The pull request model of github seems better for this kind of hacking
and I don't want to spam the list with lots of little changes, so
please let me know how best to keep this discussion going.


On Tue, Nov 13, 2012 at 2:34 PM, Chase Douglas <chase.douglas at ubuntu.com> wrote:
> On Fri, Nov 9, 2012 at 11:43 AM, Aaron Westendorf <aaron at agoragames.com>
> wrote:
>> ---
>>  src/eventcomm.c |   20 +++++++++++++++++++-
>>  1 file changed, 19 insertions(+), 1 deletion(-)
>> diff --git a/src/eventcomm.c b/src/eventcomm.c
>> index b1d5460..09e8a50 100644
>> --- a/src/eventcomm.c
>> +++ b/src/eventcomm.c
>> @@ -652,7 +652,25 @@ EventReadHwState(InputInfoPtr pInfo,
>>              v = (ev.value ? TRUE : FALSE);
>>              switch (ev.code) {
>>              case BTN_LEFT:
>> -                hw->left = v;
>> +                /**
>> +                 * Filter spurious events from the kernel in cases where
>> +                 * chassis flex causes it to send a button press event.
>> +                 * Ignore clickpad events if nothing was pressed or using
>> +                 * !=1 finger with click pressure. There is still a case
>> +                 * where resting a finger on the pad and a palm press on
>> the
>> +                 * keyboard rest will trigger an event and that will pass
>> +                 * pass through this filter. TBD on best course of action
>> to
>> +                 * filter that out, because we want to recognize press
>> events
>> +                 * to allow mouse movement, but not register as a click.
>> The
>> +                 * old FingerPress option seems like the right choice but
>> +                 * it's been deprecated. Filtering that out could require
>> +                 * complicated heuristics, so for now do a reasonable job
>> +                 * by insisting that the pressure be at least the value
>> +                 * of FingerHigh.
>> +                 */
>> +                if (para->clickpad!=1 || (hw->numFingers==1 && hw->z >=
>> para->finger_high)) {
>> +                  hw->left = v;
>> +                }
>>                  break;
>>              case BTN_RIGHT:
>>                  hw->right = v;
> It's not 100% clear to me the problem you are facing, but I think I get it.
> I'll try to restate to verify:
> You are having issues where a button press is occurring when the user isn't
> actually using the trackpad. You see the issue in your hardware by simply
> bending the machine in a specific way. You hope that by filtering out button
> presses when no "touch" is active will resolve the issue.

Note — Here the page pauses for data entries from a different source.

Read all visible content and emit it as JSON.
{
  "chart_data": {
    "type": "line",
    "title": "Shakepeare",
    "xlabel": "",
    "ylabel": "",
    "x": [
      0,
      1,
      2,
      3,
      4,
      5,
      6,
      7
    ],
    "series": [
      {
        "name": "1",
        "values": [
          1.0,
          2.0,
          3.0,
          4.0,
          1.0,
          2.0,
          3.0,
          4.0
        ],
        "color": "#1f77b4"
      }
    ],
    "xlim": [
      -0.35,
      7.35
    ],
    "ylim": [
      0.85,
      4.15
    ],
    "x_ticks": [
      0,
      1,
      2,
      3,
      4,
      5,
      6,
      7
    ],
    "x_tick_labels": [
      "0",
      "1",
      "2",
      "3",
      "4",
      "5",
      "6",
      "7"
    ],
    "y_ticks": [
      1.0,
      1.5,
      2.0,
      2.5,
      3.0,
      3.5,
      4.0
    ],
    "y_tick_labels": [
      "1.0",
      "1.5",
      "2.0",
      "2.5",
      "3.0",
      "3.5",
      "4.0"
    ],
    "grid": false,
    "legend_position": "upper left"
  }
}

> If that's all correct, then this patch looks like a good approach. However,
> there is a problem. I own a Dell Mini 1012 netbook with a clickpad. It is
> trivially easy, and occurs often in normal use, to depress the clickpad
> button without a "touch" being seen. In fact, I believe one of my original
> clickpad patches had similar filtering to what you describe, but people
> complained that their button presses weren't working.

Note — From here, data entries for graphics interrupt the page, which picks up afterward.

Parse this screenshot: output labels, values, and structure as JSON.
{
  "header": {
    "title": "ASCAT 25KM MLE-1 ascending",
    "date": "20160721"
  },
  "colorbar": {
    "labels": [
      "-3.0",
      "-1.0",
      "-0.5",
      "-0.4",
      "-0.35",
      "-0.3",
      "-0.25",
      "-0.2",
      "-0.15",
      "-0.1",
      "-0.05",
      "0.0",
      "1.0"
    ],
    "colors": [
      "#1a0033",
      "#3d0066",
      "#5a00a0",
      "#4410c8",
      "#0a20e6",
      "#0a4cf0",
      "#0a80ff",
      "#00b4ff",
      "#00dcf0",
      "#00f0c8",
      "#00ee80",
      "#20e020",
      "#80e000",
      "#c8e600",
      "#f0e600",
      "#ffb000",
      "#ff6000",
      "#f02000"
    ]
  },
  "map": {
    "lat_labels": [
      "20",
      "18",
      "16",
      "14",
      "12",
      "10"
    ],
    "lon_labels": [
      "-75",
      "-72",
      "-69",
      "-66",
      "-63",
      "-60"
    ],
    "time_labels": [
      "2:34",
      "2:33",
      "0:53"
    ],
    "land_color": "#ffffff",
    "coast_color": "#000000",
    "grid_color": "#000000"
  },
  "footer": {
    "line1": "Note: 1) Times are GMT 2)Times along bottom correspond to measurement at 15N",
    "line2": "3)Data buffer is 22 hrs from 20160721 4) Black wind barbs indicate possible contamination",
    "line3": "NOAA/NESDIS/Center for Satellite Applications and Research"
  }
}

> My first inclination is to say that we can't always fix hardware defects in
> software. If bending your laptop causes a spurious click, then stop bending
> it :). If you and others feel that this must be fixed, then I think we will
> either need a blacklist of machines that should *not* be filtered (including
> the Dell netbook), or we will need a whitelist of machines that *should* be
> filtered (including your laptop model).